Он каждый раз тяжело расставался с любимой, не хотел, чтобы она уходила. Ночью ходить по улицам было небезопасно. Извозчики не работали. Ему казалось, что однажды она покинет его и не вернется. Или что-то случится с ним. Ведь на его жизнь уже покушались. И только случайно не учинили расправу. Он ехал на вокзал. Бандиты бросились за ним, но только увидели хвост уходящего поезда. Даже после этого он не увеличил охрану – в свободной стране люди не должны опасаться друг друга… Он редко называл любимую по имени. Она обижалась, пока не догадалась – почему.
– Меня зовут так же, как и твою жену! – улыбнувшись, заметила она. – Скромная женщина… Нигде не появляется.
– А ты?
– Я – всюду. Ну в театре, разумеется, едва ли не каждый вечер, я там служу. Была на выставке финских художников. На открытии. Пришел Милюков. Был в центре внимания.
– Павел Николаевич интересный человек.
– Но нашелся другой, который сорвал его выступление. Маяковский, ты не слышал, из поэтов-футуристов. Сначала он набросился на Бунина и громко спросил у него: «Вы меня очень ненавидите?» Бунин ответил: «Нет, слишком много чести для вас».

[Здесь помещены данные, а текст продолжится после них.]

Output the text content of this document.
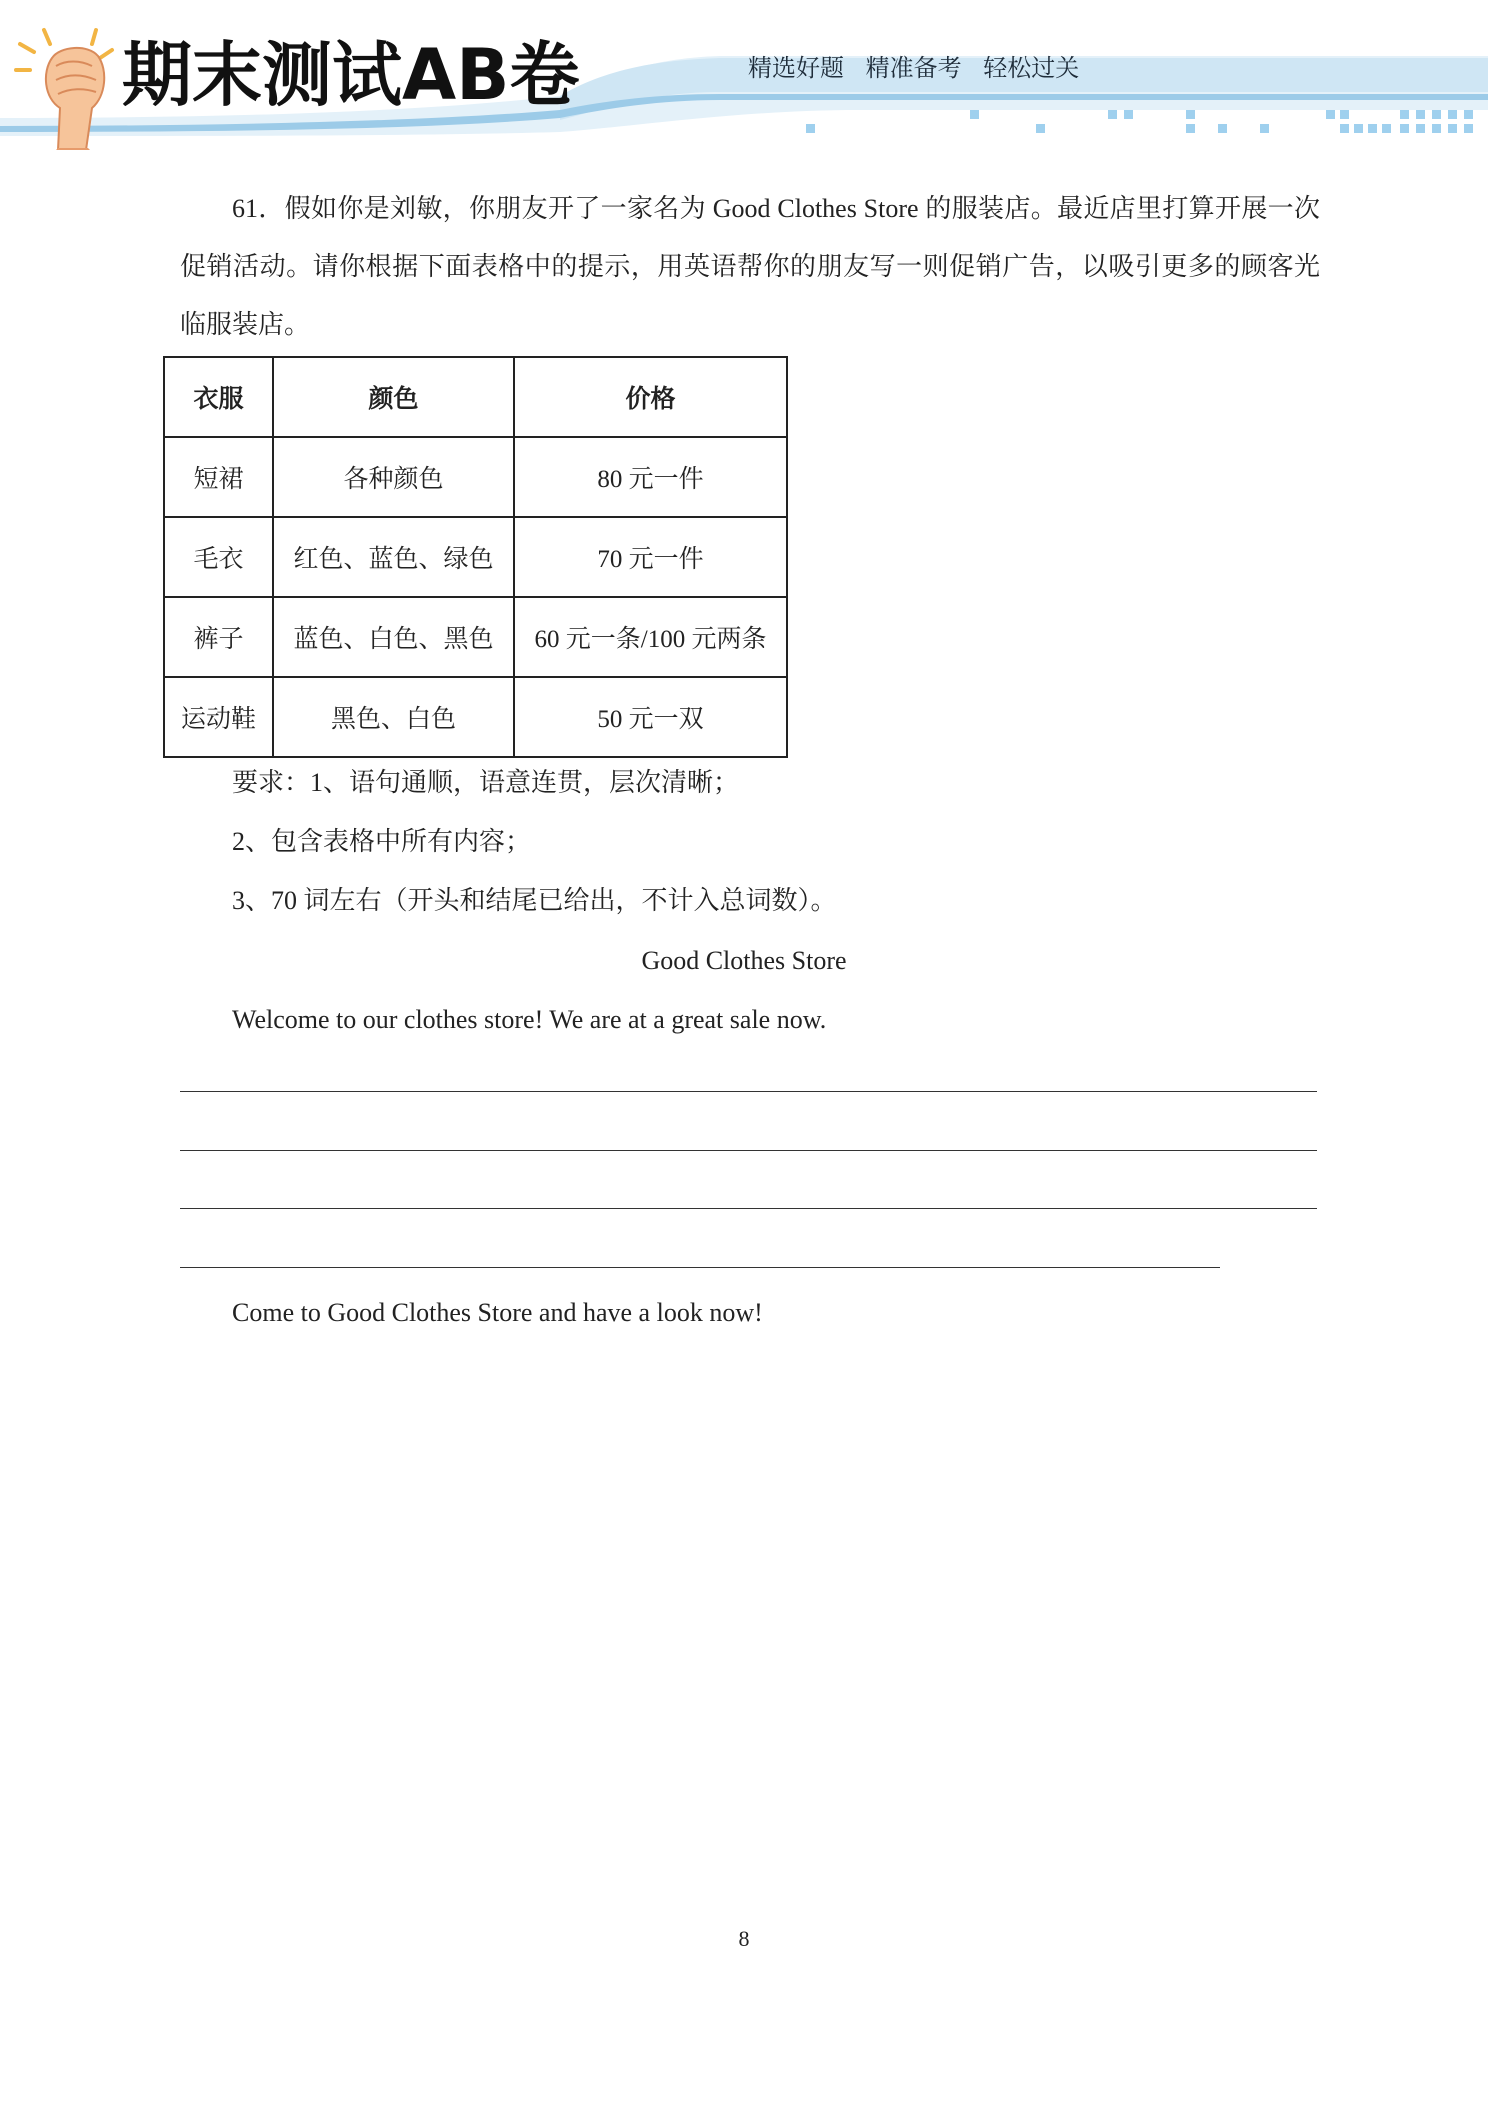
期末测试AB卷	精选好题 精准备考 轻松过关

61．假如你是刘敏，你朋友开了一家名为 Good Clothes Store 的服装店。最近店里打算开展一次促销活动。请你根据下面表格中的提示，用英语帮你的朋友写一则促销广告，以吸引更多的顾客光临服装店。

衣服	颜色	价格
短裙	各种颜色	80 元一件
毛衣	红色、蓝色、绿色	70 元一件
裤子	蓝色、白色、黑色	60 元一条/100 元两条
运动鞋	黑色、白色	50 元一双
要求：1、语句通顺，语意连贯，层次清晰；
2、包含表格中所有内容；
3、70 词左右（开头和结尾已给出，不计入总词数）。
Good Clothes Store
Welcome to our clothes store! We are at a great sale now.
Come to Good Clothes Store and have a look now!
8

– Иван Алексеевич терпеть не может хамов, – заметил Керенский, – и меня не очень жалует. Считает, что я разбередил страну, нарушил налаженную жизнь. Какую жизнь? Которую он описывает в «Деревне»? Я ее перечитал дважды. Изумительное произведение. Он знает крестьян лучше, чем я. И, судя по его повести, не очень-то радостная у них жизнь… Кто-то должен ее выправить. В один-два дня, даже в год не получится. Вот соберем Учредительное собрание… Я за власть не держусь, честное слово. Но должен довести страну до выборов… А там – как решит народ, так и будет. Кое-кто меня упрекает в том, что я расплодил Гоцев, Данов, Авксентьевых, Кишкиных… Кстати, неглупые люди. Их выдвинул народ, а не я назначил. Ивану Алексеевичу за письменным столом спокойнее рассуждать. Ну что ж, у него своя стезя, у меня – своя. Я был бы счастлив, если бы он помогал правительству, намекнул бы на это желание. Я поддержал бы его. Когда я был адвокатом, то считал, что защищаю Россию. Нет, только сейчас я прикоснулся к невиданной по трудности задаче. Иногда я задыхаюсь… От бессилия. Перехожу на крик. Вынужденно. Как ни странно, люди после этого меня внимательно слушают. Наверное, привыкли к окрикам городовых. Их они боялись. А меня… И превосходно! Нельзя жить в испуге. Пусть меня уважают. А главное, чтобы верили. И прочь, прочь сомнения в правильности пути! Бунин – живой классик, но он не верит в народ, в своих любимых крестьян, которые, по его словам, «всю жизнь видели только Осиновые Дворы… И не могут интересоваться другим и своим государством. Как возможно народоправство, если нет знания своего государства, ощущения его, – русской земли, а не только своей десятины». Я слышал, как Иван Алексеевич говорил это, записывал его наиболее удивительные для меня мысли о народе: «Младенцы, полуживотная тьма!.. Нет никого материальней нашего народа. Даже едя и пья, не преследуют вкуса – лишь бы нажраться… Попробуй-ка введи обязательное обучение! С револьвером у виска надо ими править». Это уже слишком! Как ты считаешь?